Van Massenhoven brought law and order to ice

Former NHL referee Don Van Massenhoven joined Prime Time Sports to discuss his reasons for retirement and the evoluition of the refereeing game in the NHL.

Long before he became Don Van Massenhoven the National Hockey League referee, Don Van Massenhoven was an Ontario Provincial Police officer. As he relived some of his most memorable calls on Saturday afternoon, driving home from Detroit after working his 1,277th and final game of his 23-year career, one of the calls that still resonates wasn’t a hooking, holding or interference call.

It was a 10-45 that came across the police radio on a warm, June evening: Car Accident Fatality.

“A car blew through a stop sign and hit another car. It killed a mother and two kids, 10 and eight-years old. I investigated the accident, and had to go tell the father,” he said. “It was Father’s Day.”

It’s the kind of tale only a cop can tell, one that clearly left a mark on this nearly 54-year-old.

“They were going into town to get a pizza, and they never came back. That one stuck with me for a long time,” he said. “I got to know the father. He was (suicidal), and he would call me late at night. I would drive over and spend some time with him. Kind of do what I could for him personally. It seemed like the right thing to do.”

That father made it through his grief and later remarried, Van Massenhoven reports. The cop moved on too, taking his John Cleese moustache and penchant for law and order to the NHL, where the collisions don’t cut so deep.

Van Massenhoven is a strapping Strathroy, ON kid who started as a referee when his sisters’ team — coached by his Dad — needed to provide a referee for games. It led to an NHL career that encompassed an Olympics, a World Cup, a Winter Classic, but somehow never a Stanley Cup Final.

He was working at Joe Louis Arena the night Jiri Fischer nearly died on Detroit’s bench after a heart episode.

“It was pretty much like what happened in Dallas (with Rich Peverley), where the players were trying to get our attention. Finally Steve Yzerman and Brendan Shanahan jumped out on the ice and skated right into the play — to get our attention.”

Van Massenhoven saw the Detroit doctor already working to save Fisher, and his police training told him to be useful elsewhere. So, astutely, he took Fisher’s skates off. “I knew it would help Fisher’s circulation, and it sounds weird, but I could do it a lot quicker than the doctors trying to cut them off.”

Shaken, he boarded a plane for Florida and the next assignment, where two days later he had his own brush with mortality. Van Massenhoven was standing in the corner monitoring a power play, when a shot from the point got tipped at the top of the circle.

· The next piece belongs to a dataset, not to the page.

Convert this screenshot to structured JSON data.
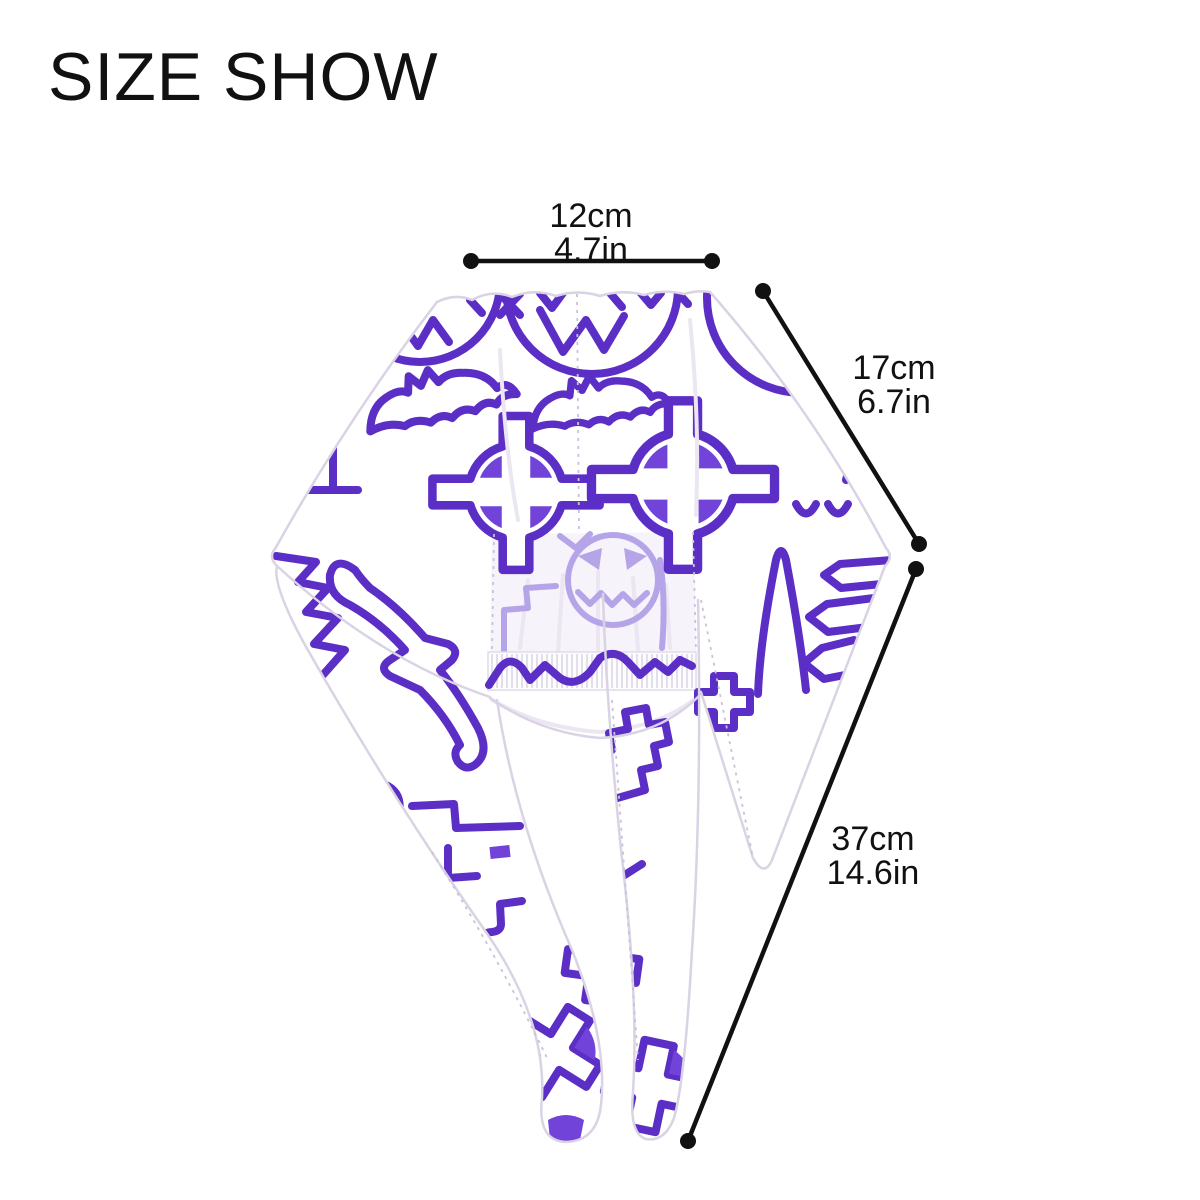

“You get taught not to get puck focused. Especially down low,” he said. But when the puck never arrived at the net, Van Massenhoven instinctively looked back to find it.

“When I turned, I felt an explosion. Never saw it coming. Hit me right between the eyes.”

He laughs out loud. Who laughs when they nearly get killed by a puck?

“That was a scary moment,” said referee Marc Joanette, an old friend whom Van Massenhoven chose to work alongside in his 1,000th game, as well as Friday’s finale. “It could happen to any of us. We all prayed for him.”

In surgery, the doctor found Van Massenhoven’s septum bone pressing against his brain. The concern was that the bone could puncture his brain. Van Massenhoven had a fellow official tell his wife back home that he “was going in for a nose job, which was partially true,” and the doctor installed a plate with screws. He was in intensive care for a week, but got back on the ice that season in time to fulfill his Olympic assignment in Turin.

They’re not unlike players, these officials. They’ll play hurt, and yes, they make mistakes.

Like one night in Pittsburgh on Mario Lemieux’s second game back from cancer. Van Massenhoven blew a quick whistle, negating a Lemieux goal. The crowd in Pittsburgh was apoplectic, littering the ice.

“Mario skated up beside me and said, ‘What happened?’ I said, ‘I blew my whistle too quick,’” he recalls. “Mario says, ‘OK — I’ll just stand here next to you and they’ll probably stop throwing stuff.’ He stood there right next to me, not complaining, just talking, so the crowd would stop. And they did. He was a real gentleman.’”

And Van Massenhoven as well. Through the tough times was born a ref who got it. A guy who read people well, and called the game the right way.

“Being a cop for 10 years with the OPP, Don gained a lot of experience in dealing with people, and dealing with people in crisis,” Joanette said. “That’s what Donnie is best at, why he’s so well respected.”

On Friday in Detroit, it was a steady parade of Red Wings and Sabres players skating by with a tap on the shin pads. Detroit coach Mike Babcock called him over to pay respect at one TV timeout, and on another they acknowledged him on the scoreboard at Joe Louis Arena.

It was a man bites dog story, as 20,000 hockey fans rose to cheer for a referee.

“Got a standing ovation,” he laughed. “It was awesome.”

That’s one in a row. Time to retire.